5.14.   Elk voertuig dat voor goedkeuring krachtens dit reglement ter beschikking wordt gesteld, moet voorzien zijn van de volgende verlichtings- en lichtsignaalinrichtingen:

5.14.1.

grootlichtkoplamp (punt 6.1);

5.14.2.

dimlichtkoplamp (punt 6.2);

5.14.3.

richtingaanwijzers (punt 6.3);

5.14.4.

stoplicht (punt 6.4);

5.14.5.

achterkentekenplaatverlichting (punt 6.5);

5.14.6.

breedtelicht (punt 6.6);

5.14.7.

achterlicht (punt 6.7);

5.14.8.

achterretroflector, niet-driehoekig (punt 6.8);

5.14.9.

zijretroflectoren, niet-driehoekig (punt 6.12).

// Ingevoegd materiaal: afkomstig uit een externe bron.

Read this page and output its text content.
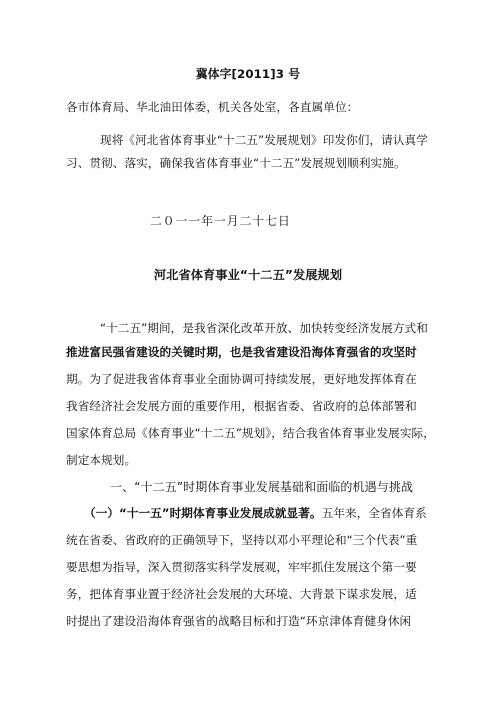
冀体字[2011]3 号
各市体育局、华北油田体委，机关各处室，各直属单位：
现将《河北省体育事业“十二五”发展规划》印发你们，请认真学
习、贯彻、落实，确保我省体育事业“十二五”发展规划顺利实施。
二０一一年一月二十七日
河北省体育事业“十二五”发展规划
“十二五”期间，是我省深化改革开放、加快转变经济发展方式和
推进富民强省建设的关键时期，也是我省建设沿海体育强省的攻坚时
期。为了促进我省体育事业全面协调可持续发展，更好地发挥体育在
我省经济社会发展方面的重要作用，根据省委、省政府的总体部署和
国家体育总局《体育事业“十二五”规划》，结合我省体育事业发展实际，
制定本规划。
一、“十二五”时期体育事业发展基础和面临的机遇与挑战
（一）“十一五”时期体育事业发展成就显著。五年来，全省体育系
统在省委、省政府的正确领导下，坚持以邓小平理论和“三个代表”重
要思想为指导，深入贯彻落实科学发展观，牢牢抓住发展这个第一要
务，把体育事业置于经济社会发展的大环境、大背景下谋求发展，适
时提出了建设沿海体育强省的战略目标和打造“环京津体育健身休闲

5.15.   Het mag bovendien voorzien zijn van de volgende verlichtings- en lichtsignaalinrichtingen:

5.15.1.

waarschuwingssignaal (punt 6.9);

5.15.2.

mistlichten;

5.15.2.1.

vóór (punt 6.10);

5.15.2.2.

achter (punt 6.11);

5.15.3.

dagrijlicht (punt 6.13).

5.16.   De montage van elk van de in de punten 5.14 en 5.15 genoemde verlichtings- en lichtsignaalinrichtingen moet plaatsvinden overeenkomstig de desbetreffende voorschriften van punt 6.

5.17.   De montage van andere dan de in de punten 5.14 en 5.15 genoemde verlichtings- en lichtsignaalinrichtingen is in het kader van de typegoedkeuring verboden.

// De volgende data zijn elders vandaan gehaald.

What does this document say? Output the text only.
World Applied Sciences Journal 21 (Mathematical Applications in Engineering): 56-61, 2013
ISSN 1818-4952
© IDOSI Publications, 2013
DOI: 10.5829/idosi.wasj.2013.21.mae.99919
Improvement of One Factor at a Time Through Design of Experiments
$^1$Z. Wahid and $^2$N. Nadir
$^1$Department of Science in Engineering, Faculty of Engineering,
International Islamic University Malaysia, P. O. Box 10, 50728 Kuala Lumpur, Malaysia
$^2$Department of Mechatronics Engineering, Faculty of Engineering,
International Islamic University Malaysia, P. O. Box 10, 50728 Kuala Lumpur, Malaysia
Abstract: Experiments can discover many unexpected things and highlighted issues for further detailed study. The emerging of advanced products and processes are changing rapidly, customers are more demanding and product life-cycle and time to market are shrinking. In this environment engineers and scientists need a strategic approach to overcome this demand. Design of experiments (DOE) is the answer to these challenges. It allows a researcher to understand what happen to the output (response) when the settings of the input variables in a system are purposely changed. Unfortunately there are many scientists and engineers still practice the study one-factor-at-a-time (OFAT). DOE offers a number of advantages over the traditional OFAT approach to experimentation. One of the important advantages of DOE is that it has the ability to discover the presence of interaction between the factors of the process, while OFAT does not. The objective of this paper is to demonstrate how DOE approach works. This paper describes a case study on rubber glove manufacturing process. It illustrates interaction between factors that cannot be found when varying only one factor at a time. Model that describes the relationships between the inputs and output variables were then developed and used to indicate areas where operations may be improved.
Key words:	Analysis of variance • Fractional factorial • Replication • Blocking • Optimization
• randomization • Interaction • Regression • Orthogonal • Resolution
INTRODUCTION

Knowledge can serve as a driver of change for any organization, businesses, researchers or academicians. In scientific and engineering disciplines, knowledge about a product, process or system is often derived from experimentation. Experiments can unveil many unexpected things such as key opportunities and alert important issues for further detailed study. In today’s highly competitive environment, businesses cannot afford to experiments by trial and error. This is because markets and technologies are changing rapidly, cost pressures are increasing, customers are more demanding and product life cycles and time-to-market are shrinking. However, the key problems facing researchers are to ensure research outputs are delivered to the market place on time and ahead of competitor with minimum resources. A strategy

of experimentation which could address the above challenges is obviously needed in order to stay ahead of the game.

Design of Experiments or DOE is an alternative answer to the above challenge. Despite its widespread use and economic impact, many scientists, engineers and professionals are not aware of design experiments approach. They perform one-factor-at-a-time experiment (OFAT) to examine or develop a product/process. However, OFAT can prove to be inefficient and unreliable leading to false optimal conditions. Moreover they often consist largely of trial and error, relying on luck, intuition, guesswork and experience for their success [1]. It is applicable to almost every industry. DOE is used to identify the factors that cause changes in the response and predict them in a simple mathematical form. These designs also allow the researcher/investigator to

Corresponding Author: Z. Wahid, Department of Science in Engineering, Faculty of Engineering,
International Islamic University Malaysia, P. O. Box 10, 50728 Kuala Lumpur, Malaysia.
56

5.18.   Verlichtings- en lichtsignaalinrichtingen waarvoor typegoedkeuring is verleend voor vierwielige voertuigen van de categorieën M1 en N1 en waarnaar in de punten 5.14 en 5.15 wordt verwezen, mogen ook op motorfietsen worden gemonteerd.

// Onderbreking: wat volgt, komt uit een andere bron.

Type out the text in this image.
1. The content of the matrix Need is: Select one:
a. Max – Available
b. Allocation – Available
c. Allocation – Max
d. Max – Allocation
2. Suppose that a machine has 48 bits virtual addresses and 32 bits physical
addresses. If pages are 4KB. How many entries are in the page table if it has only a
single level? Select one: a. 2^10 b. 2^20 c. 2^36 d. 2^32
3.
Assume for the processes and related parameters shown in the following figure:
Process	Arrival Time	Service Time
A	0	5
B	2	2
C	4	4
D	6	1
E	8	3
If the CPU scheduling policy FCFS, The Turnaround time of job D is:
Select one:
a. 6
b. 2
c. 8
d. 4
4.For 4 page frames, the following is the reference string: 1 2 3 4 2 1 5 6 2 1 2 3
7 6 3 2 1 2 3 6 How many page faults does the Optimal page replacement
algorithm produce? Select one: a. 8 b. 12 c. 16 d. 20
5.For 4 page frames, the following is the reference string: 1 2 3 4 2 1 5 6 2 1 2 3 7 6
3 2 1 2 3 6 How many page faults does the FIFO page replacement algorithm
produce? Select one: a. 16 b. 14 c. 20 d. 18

6.   INDIVIDUELE SPECIFICATIES

6.1.   GROOTLICHTKOPLAMP

6.1.1.   Aantal:

6.1.1.1.   Bij motorfietsen met een cilinderinhoud ≤ 125 cm3

Een of twee van een goedgekeurd type krachtens:

a)

klasse B, C, D of E van Reglement nr. 113;

b)

Reglement nr. 112;

c)

Reglement nr. 1;

d)

Reglement nr. 8;

e)

Reglement nr. 20;

f)

Reglement nr. 57;

g)

Reglement nr. 72;

h)

Reglement nr. 98.

6.1.1.2.   Bij motorfietsen met een cilinderinhoud > 125 cm3

Een of twee van een goedgekeurd type krachtens:

a)

klasse B, D of E van Reglement nr. 113;

b)

Reglement nr. 112;

c)

Reglement nr. 1;

d)

Reglement nr. 8;

e)

Reglement nr. 20;

f)

Reglement nr. 72;

g)

Reglement nr. 98.

Twee van een goedgekeurd type krachtens:

h)

klasse C van Reglement nr. 113.

6.1.2.   Opstelling

Geen bijzondere voorschriften.

6.1.3.   Plaats

6.1.3.1.   In de breedte

6.1.3.1.1.

Een onafhankelijk grootlicht mag boven, onder of naast een ander voorlicht worden gemonteerd. Als deze lichten zich boven elkaar bevinden, moet het referentiepunt van het grootlicht in het middenlangsvlak van het voertuig liggen; als deze lichten zich naast elkaar bevinden, moet hun referentiepunt symmetrisch zijn ten opzichte van het middenlangsvlak van het voertuig.

6.1.3.1.2.

Een grootlichtkoplamp die met een ander voorlicht is samengebouwd, moet zo zijn gemonteerd dat haar referentiepunt in het middenlangsvlak van het voertuig ligt. Wanneer het voertuig echter ook is voorzien van een onafhankelijke hoofddimlichtkoplamp of van een hoofddimlichtkoplamp die met een breedtelicht naast de grootlichtkoplamp is samengebouwd, moeten hun referentiepunten symmetrisch zijn ten opzichte van het middenlangsvlak van het voertuig.

6.1.3.1.3.

Twee grootlichten waarvan een of die beide met een ander voorlicht zijn samengebouwd, moeten zo zijn gemonteerd dat hun referentiepunten symmetrisch zijn ten opzichte van het middenlangsvlak van het voertuig.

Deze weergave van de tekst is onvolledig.